…Иван распахнул глаза. Тьма накатывала жадными волнами, обвивала руки травяным дымом. Молчало окно в самой высокой горнице. Царевич встал, утёр лицо рукавом и, не зажигая свечи, пошёл в свою светёлку.
Птица-вестница села на рукав, выпустила из когтей бересту с царским указом – рано поутру умытым-одетым ждать на Серебряном дворе. Выходит, завтра уже стрелять будут по невестины души. Выходит, завтра уж уходить из родного дворца, выстывшего, озябшего за годы, что облачная царица правит…
Лягушку привезти во дворец – как бы не так! В болото-то Иван выстрелит. А дальше уж никакая лягушка не нужна. Стрелу батюшке с соколом отошлёт, лягушка пускай в камышах останется, а сам Иван во дворец уже не вернётся. Никогда. Не станет царём. И никто его не заставит ни воевать, ни судьбы вершить.
Иван скользнул в неприметную дверь. Миновал стражу, прошёл мимо спящих чернавок. Пахло внизу дёгтем, щами, по́том да патокой. Оставив позади людские с конюшнями, Иван завернул в дальние покои в Лебединых палатах, где ещё мать-царица отвела светёлку: вырастешь, Ванюша, тут будешь ночевать. А дни во дворце не проводи, как солнце проснётся, беги на вольный воздух, на луга заливные, на поля бескрайние к речным василькам, к лесным росам. Мне не уйти отсюда, погибну в тереме от травы злой – так хоть ты, Ванюша, беги. А в сумерках только в этой светёлке и будь, сыночек мой. Никто тебя здесь не тронет, никакой злой силе до этой горенки не достать.
В потёмках Иван собрал шёлковые порты, крепкие сапоги, вытащил из-под сундука сушёный горох да ржаные горбушки. В старую рубаху нянюшкиными руками зашито было тридцать три червонца. Три червонца взял Иван, тридцать оставил там же. Свечу в котомку уложил, огниво[39], иглу с ниткой. Чего ещё ему надо? Коня бы нового хорошо – жаль Сметка́ уводить в болота, – да разве царица доброго коня взять позволит? На хлеб да на серебро посулённое Иван не надеялся. Хлеб, может, и даст, да отравленный. Серебром, поди, одарит, да оморочным.

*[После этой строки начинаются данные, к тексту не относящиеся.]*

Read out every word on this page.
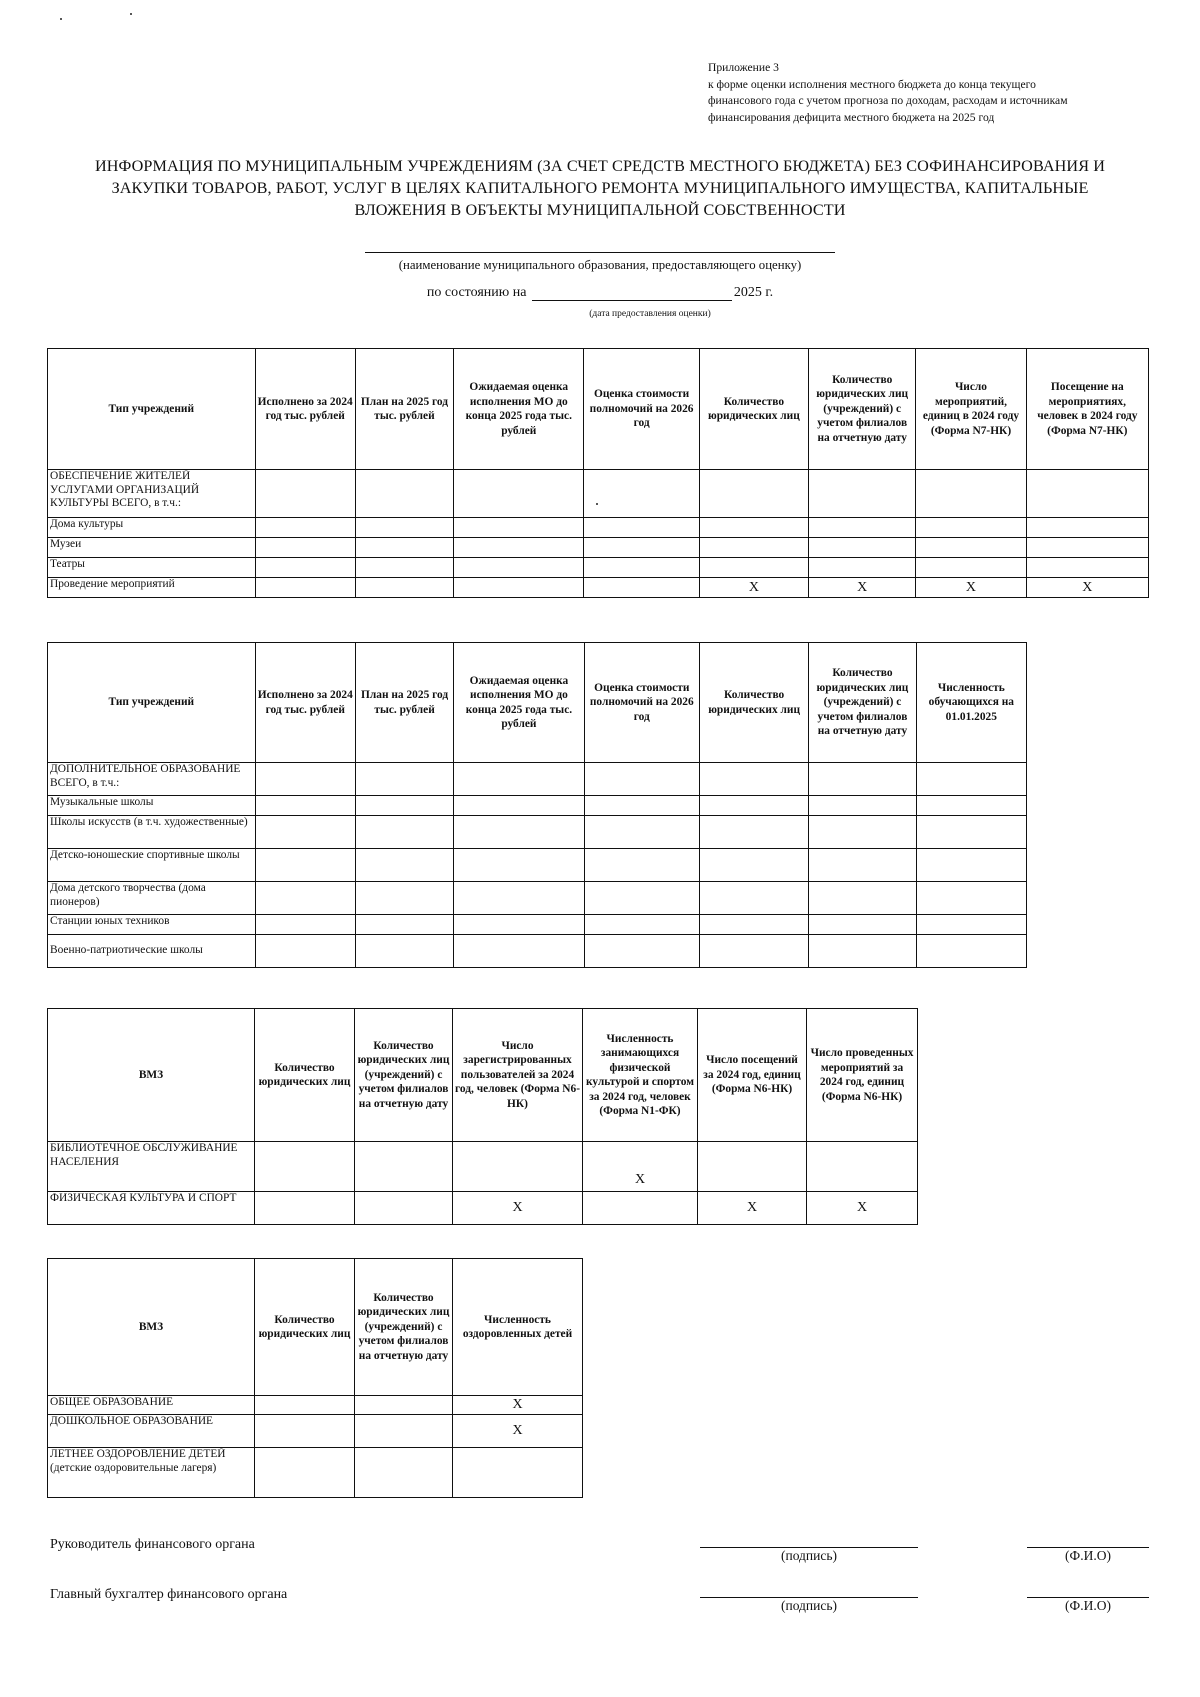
Приложение 3
к форме оценки исполнения местного бюджета до конца текущего
финансового года с учетом прогноза по доходам, расходам и источникам
финансирования дефицита местного бюджета на 2025 год
ИНФОРМАЦИЯ ПО МУНИЦИПАЛЬНЫМ УЧРЕЖДЕНИЯМ (ЗА СЧЕТ СРЕДСТВ МЕСТНОГО БЮДЖЕТА) БЕЗ СОФИНАНСИРОВАНИЯ И
ЗАКУПКИ ТОВАРОВ, РАБОТ, УСЛУГ В ЦЕЛЯХ КАПИТАЛЬНОГО РЕМОНТА МУНИЦИПАЛЬНОГО ИМУЩЕСТВА, КАПИТАЛЬНЫЕ
ВЛОЖЕНИЯ В ОБЪЕКТЫ МУНИЦИПАЛЬНОЙ СОБСТВЕННОСТИ
(наименование муниципального образования, предоставляющего оценку)
по состоянию на	2025 г.
(дата предоставления оценки)
Тип учреждений	Исполнено за 2024 год тыс. рублей	План на 2025 год тыс. рублей	Ожидаемая оценка исполнения МО до конца 2025 года тыс. рублей	Оценка стоимости полномочий на 2026 год	Количество юридических лиц	Количество юридических лиц (учреждений) с учетом филиалов на отчетную дату	Число мероприятий, единиц в 2024 году (Форма N7-НК)	Посещение на мероприятиях, человек в 2024 году (Форма N7-НК)
ОБЕСПЕЧЕНИЕ ЖИТЕЛЕЙ УСЛУГАМИ ОРГАНИЗАЦИЙ КУЛЬТУРЫ ВСЕГО, в т.ч.:								
Дома культуры								
Музеи								
Театры								
Проведение мероприятий					X	X	X	X
Тип учреждений	Исполнено за 2024 год тыс. рублей	План на 2025 год тыс. рублей	Ожидаемая оценка исполнения МО до конца 2025 года тыс. рублей	Оценка стоимости полномочий на 2026 год	Количество юридических лиц	Количество юридических лиц (учреждений) с учетом филиалов на отчетную дату	Численность обучающихся на 01.01.2025
ДОПОЛНИТЕЛЬНОЕ ОБРАЗОВАНИЕ ВСЕГО, в т.ч.:							
Музыкальные школы							
Школы искусств (в т.ч. художественные)							
Детско-юношеские спортивные школы							
Дома детского творчества (дома пионеров)							
Станции юных техников							
Военно-патриотические школы							
ВМЗ	Количество юридических лиц	Количество юридических лиц (учреждений) с учетом филиалов на отчетную дату	Число зарегистрированных пользователей за 2024 год, человек (Форма N6-НК)	Численность занимающихся физической культурой и спортом за 2024 год, человек (Форма N1-ФК)	Число посещений за 2024 год, единиц (Форма N6-НК)	Число проведенных мероприятий за 2024 год, единиц (Форма N6-НК)
БИБЛИОТЕЧНОЕ ОБСЛУЖИВАНИЕ НАСЕЛЕНИЯ				X		
ФИЗИЧЕСКАЯ КУЛЬТУРА И СПОРТ			X		X	X
ВМЗ	Количество юридических лиц	Количество юридических лиц (учреждений) с учетом филиалов на отчетную дату	Численность оздоровленных детей
ОБЩЕЕ ОБРАЗОВАНИЕ			X
ДОШКОЛЬНОЕ ОБРАЗОВАНИЕ			X
ЛЕТНЕЕ ОЗДОРОВЛЕНИЕ ДЕТЕЙ (детские оздоровительные лагеря)			
Руководитель финансового органа
(подпись)	(Ф.И.О)
Главный бухгалтер финансового органа
(подпись)	(Ф.И.О)
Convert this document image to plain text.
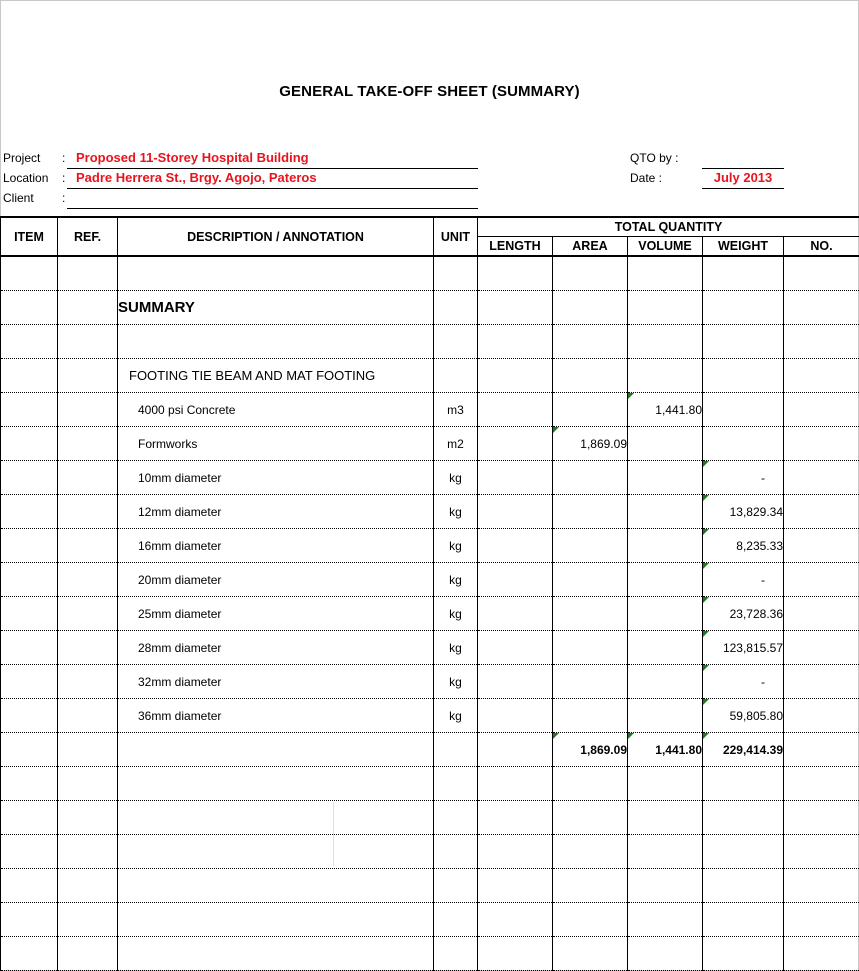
GENERAL TAKE-OFF SHEET (SUMMARY)
Project : Proposed 11-Storey Hospital Building
Location : Padre Herrera St., Brgy. Agojo, Pateros
Client :
QTO by :
Date :	July 2013
ITEM	REF.	DESCRIPTION / ANNOTATION	UNIT	TOTAL QUANTITY				
				LENGTH	AREA	VOLUME	WEIGHT	NO.

		SUMMARY						

		FOOTING TIE BEAM AND MAT FOOTING						
		4000 psi Concrete	m3			1,441.80		
		Formworks	m2		1,869.09			
		10mm diameter	kg				-	
		12mm diameter	kg				13,829.34	
		16mm diameter	kg				8,235.33	
		20mm diameter	kg				-	
		25mm diameter	kg				23,728.36	
		28mm diameter	kg				123,815.57	
		32mm diameter	kg				-	
		36mm diameter	kg				59,805.80	
					1,869.09	1,441.80	229,414.39	
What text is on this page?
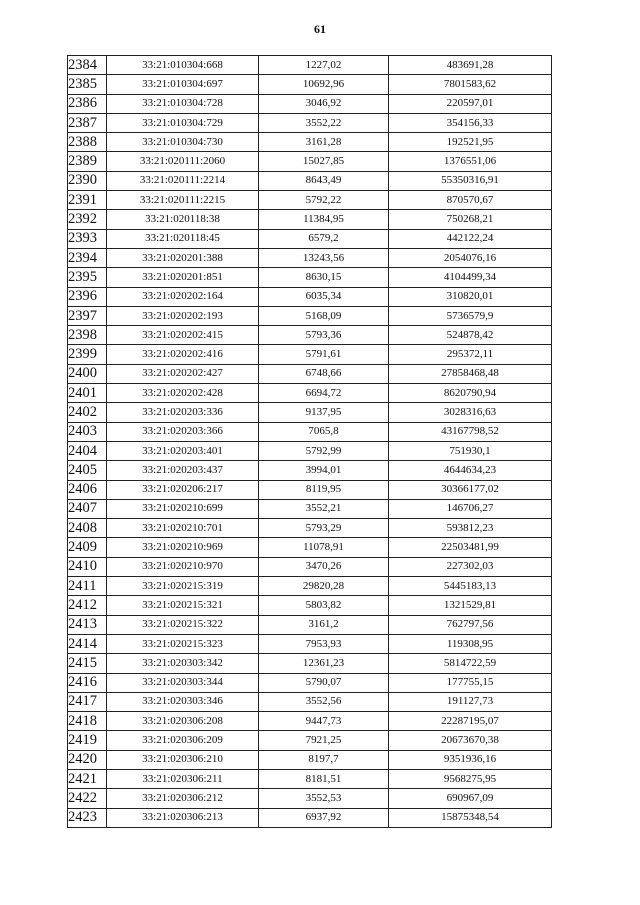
61
2384	33:21:010304:668	1227,02	483691,28
2385	33:21:010304:697	10692,96	7801583,62
2386	33:21:010304:728	3046,92	220597,01
2387	33:21:010304:729	3552,22	354156,33
2388	33:21:010304:730	3161,28	192521,95
2389	33:21:020111:2060	15027,85	1376551,06
2390	33:21:020111:2214	8643,49	55350316,91
2391	33:21:020111:2215	5792,22	870570,67
2392	33:21:020118:38	11384,95	750268,21
2393	33:21:020118:45	6579,2	442122,24
2394	33:21:020201:388	13243,56	2054076,16
2395	33:21:020201:851	8630,15	4104499,34
2396	33:21:020202:164	6035,34	310820,01
2397	33:21:020202:193	5168,09	5736579,9
2398	33:21:020202:415	5793,36	524878,42
2399	33:21:020202:416	5791,61	295372,11
2400	33:21:020202:427	6748,66	27858468,48
2401	33:21:020202:428	6694,72	8620790,94
2402	33:21:020203:336	9137,95	3028316,63
2403	33:21:020203:366	7065,8	43167798,52
2404	33:21:020203:401	5792,99	751930,1
2405	33:21:020203:437	3994,01	4644634,23
2406	33:21:020206:217	8119,95	30366177,02
2407	33:21:020210:699	3552,21	146706,27
2408	33:21:020210:701	5793,29	593812,23
2409	33:21:020210:969	11078,91	22503481,99
2410	33:21:020210:970	3470,26	227302,03
2411	33:21:020215:319	29820,28	5445183,13
2412	33:21:020215:321	5803,82	1321529,81
2413	33:21:020215:322	3161,2	762797,56
2414	33:21:020215:323	7953,93	119308,95
2415	33:21:020303:342	12361,23	5814722,59
2416	33:21:020303:344	5790,07	177755,15
2417	33:21:020303:346	3552,56	191127,73
2418	33:21:020306:208	9447,73	22287195,07
2419	33:21:020306:209	7921,25	20673670,38
2420	33:21:020306:210	8197,7	9351936,16
2421	33:21:020306:211	8181,51	9568275,95
2422	33:21:020306:212	3552,53	690967,09
2423	33:21:020306:213	6937,92	15875348,54
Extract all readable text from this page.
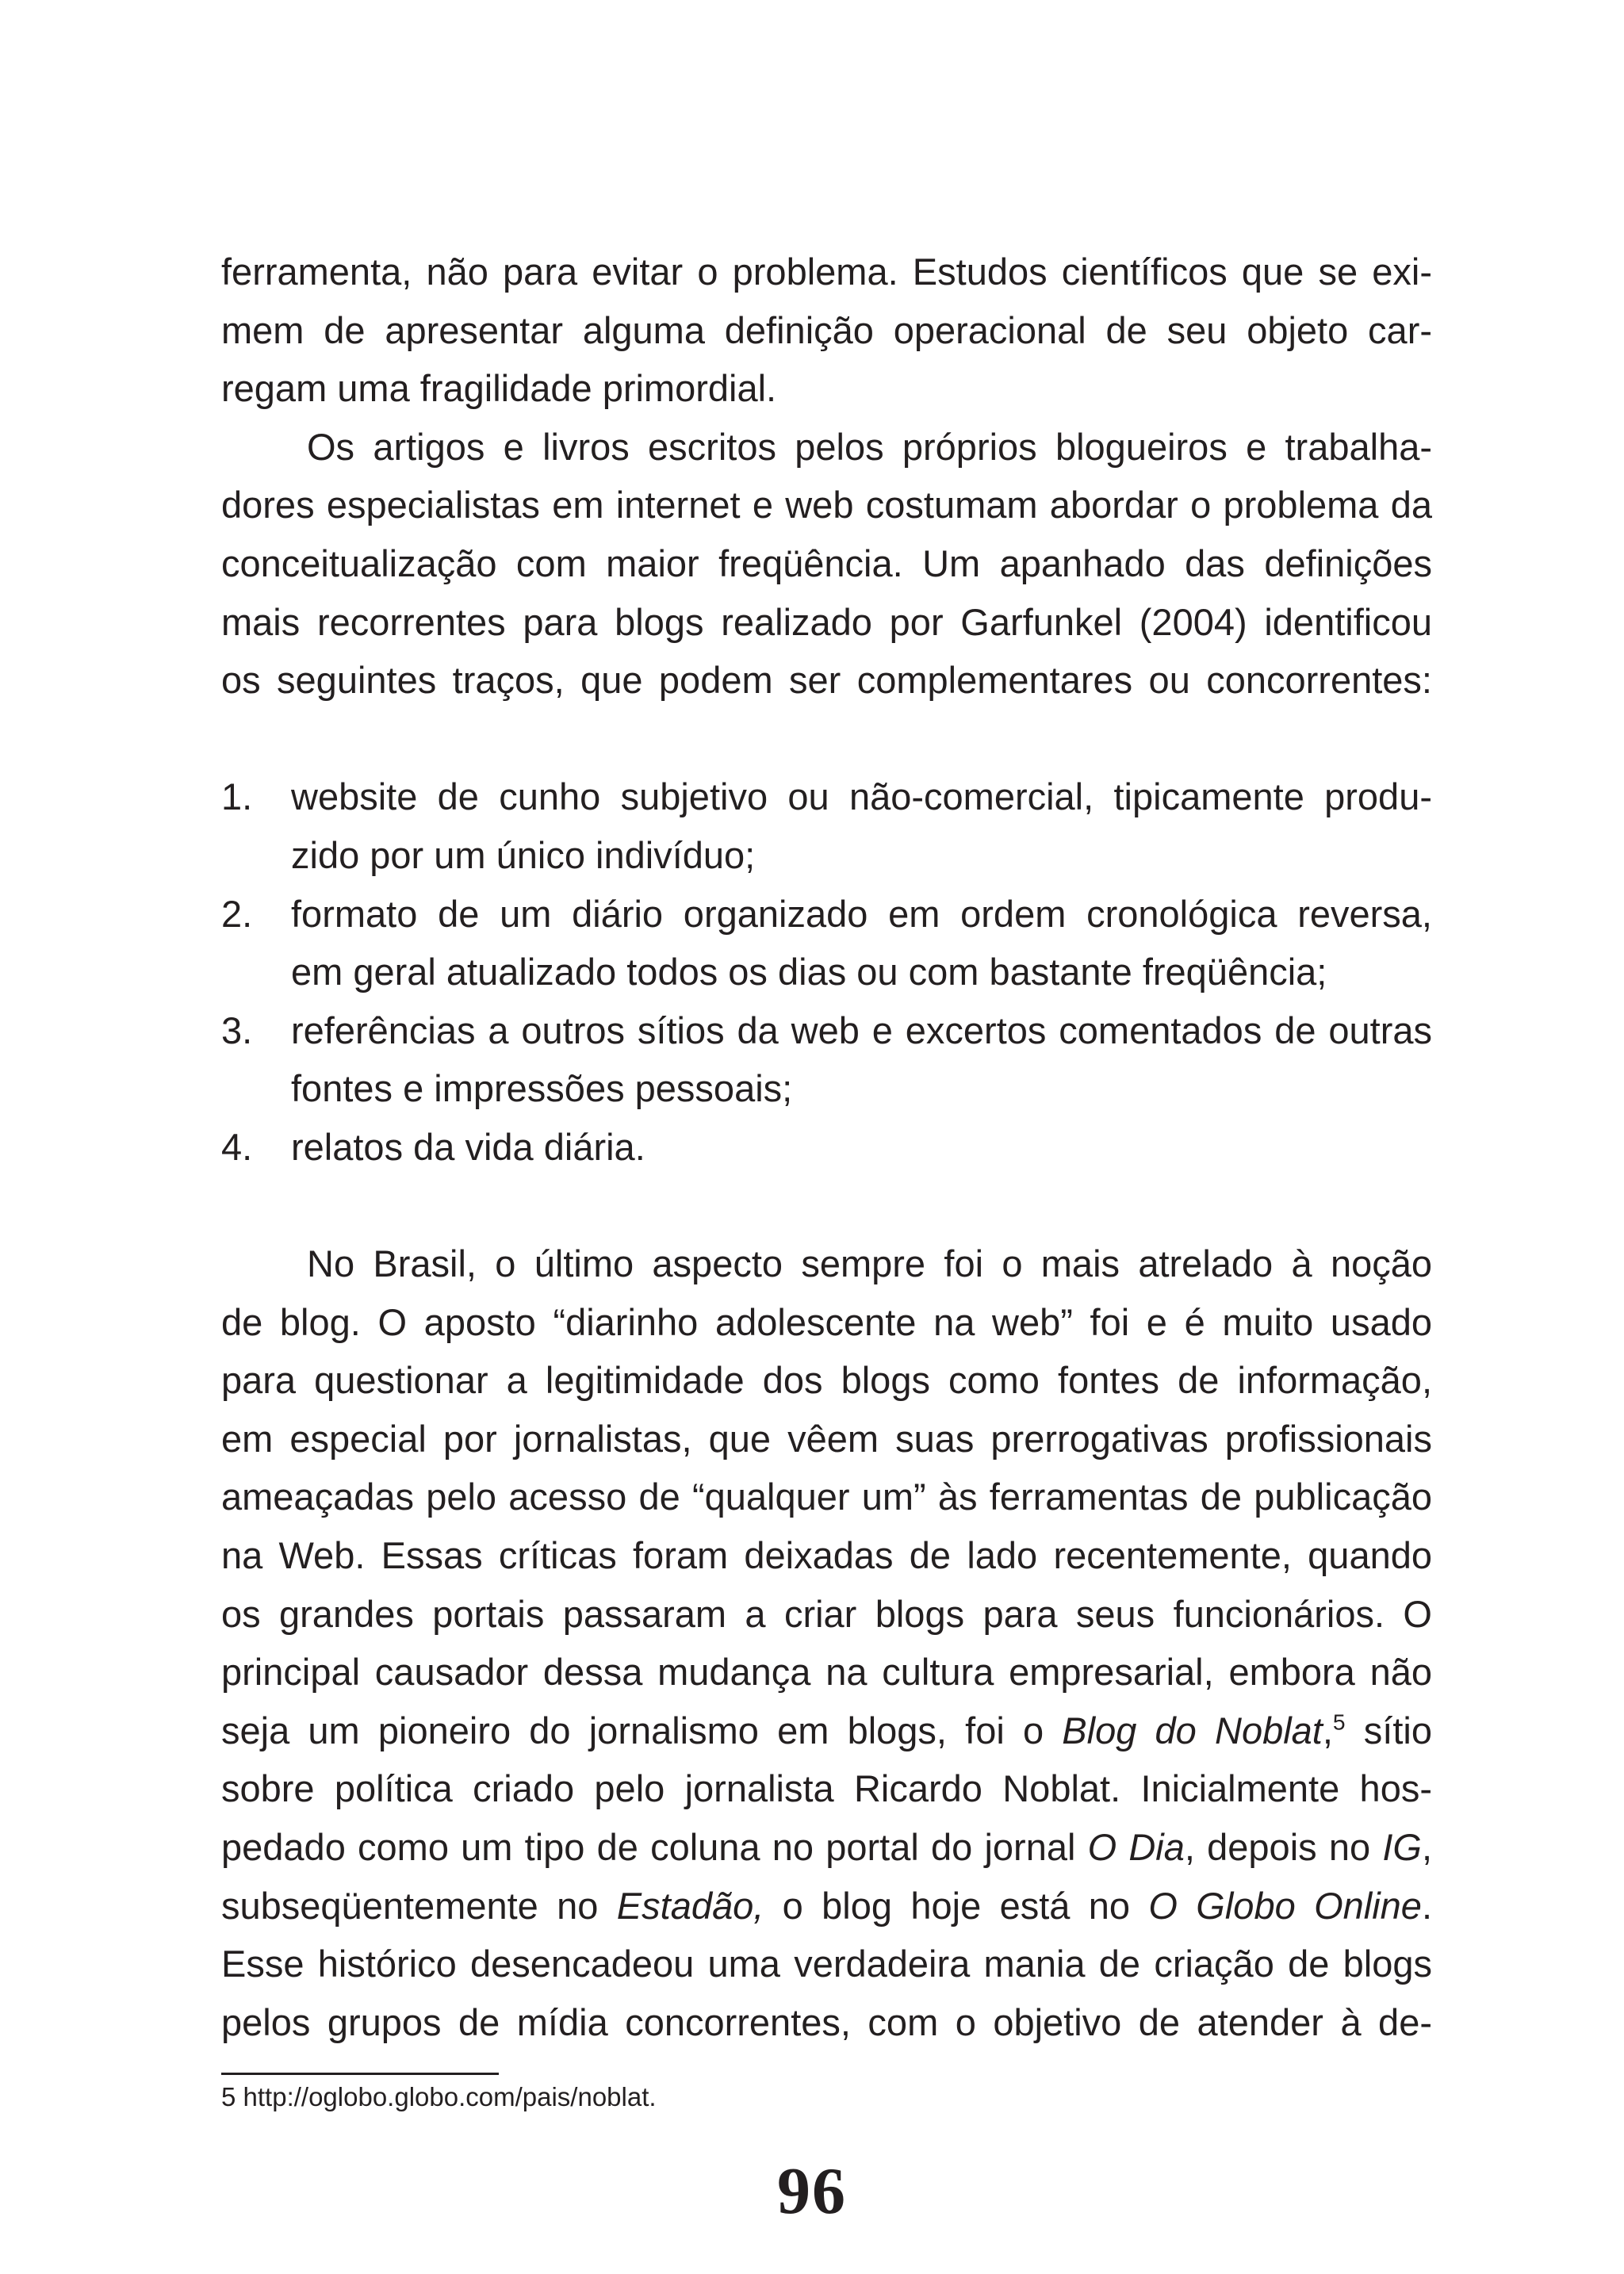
ferramenta, não para evitar o problema. Estudos científicos que se exi-
mem de apresentar alguma definição operacional de seu objeto car-
regam uma fragilidade primordial.
Os artigos e livros escritos pelos próprios blogueiros e trabalha-
dores especialistas em internet e web costumam abordar o problema da
conceitualização com maior freqüência. Um apanhado das definições
mais recorrentes para blogs realizado por Garfunkel (2004) identificou
os seguintes traços, que podem ser complementares ou concorrentes:
1. website de cunho subjetivo ou não-comercial, tipicamente produ-
zido por um único indivíduo;
2. formato de um diário organizado em ordem cronológica reversa,
em geral atualizado todos os dias ou com bastante freqüência;
3. referências a outros sítios da web e excertos comentados de outras
fontes e impressões pessoais;
4. relatos da vida diária.
No Brasil, o último aspecto sempre foi o mais atrelado à noção
de blog. O aposto “diarinho adolescente na web” foi e é muito usado
para questionar a legitimidade dos blogs como fontes de informação,
em especial por jornalistas, que vêem suas prerrogativas profissionais
ameaçadas pelo acesso de “qualquer um” às ferramentas de publicação
na Web. Essas críticas foram deixadas de lado recentemente, quando
os grandes portais passaram a criar blogs para seus funcionários. O
principal causador dessa mudança na cultura empresarial, embora não
seja um pioneiro do jornalismo em blogs, foi o Blog do Noblat,$^5$ sítio
sobre política criado pelo jornalista Ricardo Noblat. Inicialmente hos-
pedado como um tipo de coluna no portal do jornal O Dia, depois no IG,
subseqüentemente no Estadão, o blog hoje está no O Globo Online.
Esse histórico desencadeou uma verdadeira mania de criação de blogs
pelos grupos de mídia concorrentes, com o objetivo de atender à de-
5 http://oglobo.globo.com/pais/noblat.
96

Сел на лавку, глядя, как за окном пляшут тёмные огоньки. Пляшут, дразнят: то ближе подлетят, то к стволам их отнесёт ветром, заплутают в сухих травах. Так и сидел царевич до самой зорьки, а как разлилась по небу алая малина, надел кафтан, закинул за плечи мешок и пошёл на Серебряный двор – изукрашенный, широкий, с коньками крыш, с расписными ставнями. А там уж целая толпа челяди, и ворота открыты, а за ними люда видимо-невидимо: и девок, и бабок, и мужиков посадских. Но ни батюшки с царицей, ни братьев ещё не было. Зато из толпы уж вовсю раздавалось:
– Гляди, старший явился! Чудно́й который.
– Чудной, да ловкий. Пищаль[40], говорят, чужеземную разобрал, а потом свою сумел сработать.
– Не сумел бы, коли батюшка б не заставил.
– На торжище не ходит, с девками не гуляет – как есть чудной!
– Куда ему с девками гулять. О книжках да о пищалях только и думает.
– А батюшка-то в нём всё равно души не чает.
– Холодный он, неживой будто. Ровно для Тени владыкой стать народился…
– Да что вы на сына царского, как не совестно языками молоть! Забыли, как посла-то рыжего спровадил, отвадил от нас иго ихнее?
– Эй, Ванюшка! Что тебе на царском дворе? Приходи ко мне, обогрею.
– Молчи, девка! Срамота какая!
– Рыбная слободка, изба окнами на косогор! Ждать буду, Ваня!
Иван оглядел площадь, торг на горе, дальний лес, березняк под самой стеной дворцовой. Небось нескоро теперь придётся это увидеть. Может, и вовсе никогда. А он и тосковать не станет. Отправится себе, куда глаза глядят. Одна память его тут держит да заветное окно. Память, впрочем, всегда с собой, а окошко то в сердце столько будет светить, сколько сердцу биться.
Обернулся на тяжёлые дворцовые двери – а там как раз братья выходят, ступают по парчовым коврам сафьяновыми сапогами, какие простому люду только на лавку поставить полюбоваться. У среднего – можжевеловый лук, гнутый, крепкий. У младшего – осиновый, гладкий, ладный. У Ивана был лук берёзовый, лучшим умельцем выструганный.
– Доброго дня тебе, брат, – степенно поздоровался Ратибор.
– Здоров будь, братец, – бросил Драгомир.